If my 12-year-old self showed up, like, right here? I think you say you're pretty cool. I don't know. I haven't thought about that. You know, it would probably be, it's like, you can actually make a career of the universe? That's probably what I, because I... Let's flip the question. What would you tell your 12-year-old self now? No, she did not ask that question.

But that question, everybody asked that one. So I'm saying, I think-- - But you're not answering it. - When I was 12, I was not certain, 'cause I knew at age nine I was interested in the universe. By age 11, you ask me what I wanna be when I grow up, I say astrophysicist, okay? To that annoying question that adults ask kids. So by age 12,

I'm not entirely certain I can make a career of being an astrophysicist. So, I made sure that I went into college. I majored in physics, which has many more pathways from it than just astrophysics. My college degree is in physics. And I even considered engineering just to broaden the job spectrum for me to come out. So, I would just be...

I'm delightfully surprised that I could, what my deep interest at age 12 could be pursued all the way into adulthood. - Excellent. - Yes. - One last question. - All right, first off, I just wanna really thank you for carrying the torch of Carl Sagan for the love of science and just bringing it to the current generation. - Well, thank you. Carl famously said, "When you're in love, "you wanna tell the world." So, yes. - I agree. - Yeah. - I'll take it right here.
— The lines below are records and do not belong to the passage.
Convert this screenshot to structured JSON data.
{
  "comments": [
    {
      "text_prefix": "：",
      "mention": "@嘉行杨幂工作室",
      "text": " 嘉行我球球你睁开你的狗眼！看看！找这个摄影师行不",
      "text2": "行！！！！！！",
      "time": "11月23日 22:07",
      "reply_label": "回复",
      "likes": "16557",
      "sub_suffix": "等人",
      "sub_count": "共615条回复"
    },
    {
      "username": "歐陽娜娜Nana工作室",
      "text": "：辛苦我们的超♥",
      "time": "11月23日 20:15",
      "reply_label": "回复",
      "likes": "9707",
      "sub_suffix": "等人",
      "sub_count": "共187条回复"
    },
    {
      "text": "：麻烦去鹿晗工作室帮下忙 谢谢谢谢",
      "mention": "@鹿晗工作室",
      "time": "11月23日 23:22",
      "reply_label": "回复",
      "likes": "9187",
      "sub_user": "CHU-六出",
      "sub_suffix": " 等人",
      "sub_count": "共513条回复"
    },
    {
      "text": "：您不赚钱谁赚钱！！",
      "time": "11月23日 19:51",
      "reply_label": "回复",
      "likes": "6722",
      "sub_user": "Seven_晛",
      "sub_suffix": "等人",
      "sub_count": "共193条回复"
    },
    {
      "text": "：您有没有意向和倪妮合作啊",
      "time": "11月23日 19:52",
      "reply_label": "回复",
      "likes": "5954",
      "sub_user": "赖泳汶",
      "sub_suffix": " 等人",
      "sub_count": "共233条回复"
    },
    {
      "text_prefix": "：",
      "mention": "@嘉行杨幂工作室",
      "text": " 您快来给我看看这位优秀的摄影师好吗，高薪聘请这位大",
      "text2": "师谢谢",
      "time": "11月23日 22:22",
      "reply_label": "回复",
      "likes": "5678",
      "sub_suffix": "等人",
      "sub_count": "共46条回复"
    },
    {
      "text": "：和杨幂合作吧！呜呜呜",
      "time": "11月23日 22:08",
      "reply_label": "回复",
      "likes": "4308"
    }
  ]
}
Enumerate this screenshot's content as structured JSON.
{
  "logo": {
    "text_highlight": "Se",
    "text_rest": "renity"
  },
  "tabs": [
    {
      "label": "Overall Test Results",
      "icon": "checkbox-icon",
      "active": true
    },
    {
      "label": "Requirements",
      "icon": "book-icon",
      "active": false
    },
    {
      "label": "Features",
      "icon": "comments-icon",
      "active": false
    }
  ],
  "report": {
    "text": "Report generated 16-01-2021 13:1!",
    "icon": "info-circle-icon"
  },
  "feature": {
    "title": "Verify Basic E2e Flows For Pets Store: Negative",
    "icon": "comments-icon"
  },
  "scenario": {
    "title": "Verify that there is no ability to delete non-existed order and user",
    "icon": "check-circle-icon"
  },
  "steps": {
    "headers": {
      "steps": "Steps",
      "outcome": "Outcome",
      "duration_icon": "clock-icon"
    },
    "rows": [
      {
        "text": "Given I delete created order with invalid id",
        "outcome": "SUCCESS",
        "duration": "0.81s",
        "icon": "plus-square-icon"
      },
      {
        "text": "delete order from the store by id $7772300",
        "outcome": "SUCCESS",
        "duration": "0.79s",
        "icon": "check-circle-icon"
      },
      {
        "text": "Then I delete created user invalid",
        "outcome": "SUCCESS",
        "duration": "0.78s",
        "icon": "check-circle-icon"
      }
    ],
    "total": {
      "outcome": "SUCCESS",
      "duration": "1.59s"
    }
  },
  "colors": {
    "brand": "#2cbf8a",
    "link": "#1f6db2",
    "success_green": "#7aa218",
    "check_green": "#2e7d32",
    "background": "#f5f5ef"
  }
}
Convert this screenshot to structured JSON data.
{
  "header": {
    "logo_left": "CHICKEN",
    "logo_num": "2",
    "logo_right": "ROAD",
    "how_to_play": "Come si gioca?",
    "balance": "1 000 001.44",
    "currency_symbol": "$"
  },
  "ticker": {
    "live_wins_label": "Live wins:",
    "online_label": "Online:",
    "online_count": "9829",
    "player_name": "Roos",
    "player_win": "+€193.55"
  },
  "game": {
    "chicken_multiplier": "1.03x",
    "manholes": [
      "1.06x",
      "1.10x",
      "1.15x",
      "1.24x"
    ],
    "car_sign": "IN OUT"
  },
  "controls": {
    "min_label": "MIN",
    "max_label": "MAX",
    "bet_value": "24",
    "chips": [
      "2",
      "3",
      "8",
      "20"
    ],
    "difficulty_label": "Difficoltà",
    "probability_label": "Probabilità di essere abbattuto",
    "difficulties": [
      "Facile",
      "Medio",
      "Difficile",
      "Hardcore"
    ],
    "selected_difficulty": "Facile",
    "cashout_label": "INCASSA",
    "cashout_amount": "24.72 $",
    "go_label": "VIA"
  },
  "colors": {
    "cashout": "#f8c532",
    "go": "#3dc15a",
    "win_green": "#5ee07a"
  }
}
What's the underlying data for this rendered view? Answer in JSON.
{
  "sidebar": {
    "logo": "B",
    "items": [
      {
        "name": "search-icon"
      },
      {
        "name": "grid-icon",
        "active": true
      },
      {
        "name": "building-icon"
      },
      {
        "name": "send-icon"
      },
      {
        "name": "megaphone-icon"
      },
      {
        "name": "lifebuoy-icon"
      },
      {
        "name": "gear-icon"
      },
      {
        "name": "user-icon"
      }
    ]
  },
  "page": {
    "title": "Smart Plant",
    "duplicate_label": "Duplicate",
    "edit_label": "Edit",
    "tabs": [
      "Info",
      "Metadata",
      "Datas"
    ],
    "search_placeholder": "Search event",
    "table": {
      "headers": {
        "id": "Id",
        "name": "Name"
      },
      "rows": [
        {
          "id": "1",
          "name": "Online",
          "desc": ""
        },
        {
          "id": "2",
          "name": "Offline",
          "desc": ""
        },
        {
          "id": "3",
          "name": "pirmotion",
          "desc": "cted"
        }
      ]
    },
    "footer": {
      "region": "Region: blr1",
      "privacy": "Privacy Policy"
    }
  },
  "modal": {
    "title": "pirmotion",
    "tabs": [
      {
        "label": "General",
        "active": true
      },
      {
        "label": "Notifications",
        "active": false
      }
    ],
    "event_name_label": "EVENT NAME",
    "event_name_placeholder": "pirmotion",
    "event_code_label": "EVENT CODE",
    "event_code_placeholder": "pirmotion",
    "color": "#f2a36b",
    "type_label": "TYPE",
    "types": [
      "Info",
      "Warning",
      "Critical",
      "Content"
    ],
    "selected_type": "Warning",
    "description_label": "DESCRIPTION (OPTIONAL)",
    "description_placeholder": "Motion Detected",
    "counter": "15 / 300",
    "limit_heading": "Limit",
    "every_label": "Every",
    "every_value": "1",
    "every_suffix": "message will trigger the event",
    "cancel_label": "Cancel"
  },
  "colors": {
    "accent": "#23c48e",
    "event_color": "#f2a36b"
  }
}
So, what I want to ask you is if you had to choose an X Prize in astrophysics, what would you choose? If you had to create an X Prize for astrophysics?

Would I choose to be the same as what would get a Nobel Prize? No, you're asking what would you want the world to work on that is a 10x bold problem, a moonshot, something that people don't think is possible, but if enough people work on it, it might get... Scour the solar system for life that is a genesis other than what occurred on Earth. But if that happened, it would get a Nobel Prize. So we don't need the X Prize anymore.

For the science. Because we have our reward system built in. But the Nobel Prize is a retrospective for something done in the past. It's about incentivizing new people to come in and take on something that's worth doing. Something audacious we should be doing, but people feel too limited. You mean a single goal that'll... Okay, how about... Now, I have my own personal XPRIZE. I want suborbital flight.

so that I can go to Tokyo, have lunch, and come back for dinner to New York. Because if you're suborbital, any two places on Earth are within 45 minutes of each other. That gets pitched every other year here at Visionary. So where is it? Where is it? Okay. And so... Asteroid detection. Yeah, but we got that. I like the mining. Asteroid mining. The first person...

or group who can send a lander to an asteroid, dig, get material from it, and bring it back to Earth. Or take it to the moon, where it might be useful for colonies that would be set up there. How's that for an X Prize? That sounds great. An Astro X Prize. For less than the cost of getting it. All right, everybody. Again, let's give it up for Neil deGrasse Tyson.